Klingnauer Stausee

Vom Fluss zum Stausee

Das untere Aaretal und damit auch der Klingnauer Stausee haben eine bewegte Geschichte. In nur 200 Jahren ist aus einem wilden Fluss ein See mit intensiv genutztem Umland geworden. 

Bis Mitte des 19. Jahrhunderts floss die Aare frei durch das untere Aaretal, überschwemmte regelmäßig grosse Flächen und gestaltete die Landschaft immer wieder neu. Die Wasserstände variierten dabei so stark, dass die Aare bei Hochwasser bis zu vier Mal mehr Wasser führte als bei Niedrigwasser. Mit den Hochwassern fanden auch grosse Materialverschiebungen statt, bei denen neue Kiesbänke entstanden, Inseln verschwanden und das Ufer abgetragen wurde. Es war eine der grössten Auenlandschaften der Schweiz mit einer enorm hohen Artenvielfalt. Sogar Wisent, Fischotter und Lachs waren damals hier heimisch. 

Grosse Veränderungen 

Um die Dörfer vor Überschwemmungen zu schützen und das Schwemmland nutzbar zu machen, wurde die Aare um 1900 begradigt. Aus dem mäandrierenden Fluss wurde ein nur 150 Meter enger und gerader Kanal. Die Ufer wurden fest verbaut und das ehemalige Schwemmland trocken gelegt. Von den ursprünglich grossflächigen Auen blieben nur kleine Reste wie das Gippinger Grien oder die Koblenzer Giriz erhalten. Entsprechend gingen viele Lebensräume verloren und die Artenvielfalt nahm ab. 
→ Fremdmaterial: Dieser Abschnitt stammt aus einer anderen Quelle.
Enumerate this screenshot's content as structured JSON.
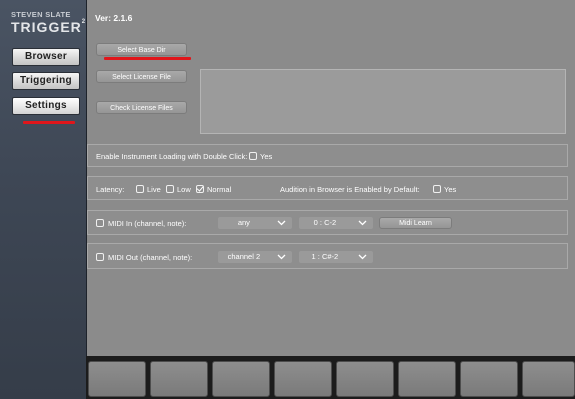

Im Zusammenhang mit der Industrialisierung wurde zudem die Wasserkraftnutzung für Elektrizität immer wichtiger – auch im unteren Aareal. So wurde zwischen 1931 und 1935 das Aarekraftwerk bei Klingnau errichtet. Die Aare wurde eingestaut, der Wasserpegel stieg um mehrere Meter und der Fluss verwandelte sich in einen Stausee. Dadurch wurden weitere Reste der ursprünglichen Flussaue zerstört, gleichzeitig bot der Stausee aber neuen Lebensraum für Wasservögel. 

Trotz dem Bau des Stausees brachte die Aare weiterhin grosse Mengen an Geschiebe (Kies, Erde, Sand) mit, das nun aber in den Bereichen oberhalb des Kraftwerkes abgelagert wurde. Der Stausee begann langsam zu verlanden. Es entstanden sogenannte Flachwasserzonen, also Bereiche mit sehr geringer Wassertiefe. In diesen flachen Bereichen breitete sich schliesslich das Röhricht aus, danach folgten die Büsche und erste Bäume. Nach und nach bildeten sich die Schilfinseln und der Auenwald bei Kleindöttingen, wie wir sie heute kennen. 

Karte von 1890     Karte von 1966

Blick in die Zukunft

Heute bietet der Klingnauer Stausee wieder eine Vielzahl an unterschiedlichen Lebensräumen. Aus der monotonen Wasserfläche ist wieder ökologisch wertvolles Gebiet entstanden. Hinzu kommen mehrere Auenrelikte mit unterschiedlichsten Gewässern, offenen Flächen und Wäldern. Damit diese Vielfalt jedoch langfristig erhalten bleibt, sind regelmässige Pflegearbeiten und Eingriffe notwendig. Die grösste Herausforderung ist dabei der Stausee selbst: Die Verlandung schreitet stetig voran und droht, das einzigartige Mosaik an unterschiedlichen Lebensräumen verschwinden zu lassen. Um insbesondere die Flachwasserzonen langfristig zu erhalten, sind deshalb grössere Eingriffe notwendig. 

Ein erster Schritt wird voraussichtlich 2025 durch das Aarekraftwerk Klingnau getan. Das Aarekrafwerk erhielt 2018 eine neue Konzession und muss im Gegenzug ökologische Ausgleichsmassnahmen umsetzen. Dazu gehört auch der Abtrag von Sedimenten in der Flachwasserzone auf einer Fläche von 8'000 m2. Dadurch wird in diesem Bereich die Wassertiefe von wenigen Zentimetern wieder auf rund 50 cm erhöht. Ein zweiter grosser Eingriff wird vom Kanton Aargau geplant, seine Umsetzung sollte ebenfalls ab 2025 beginnen.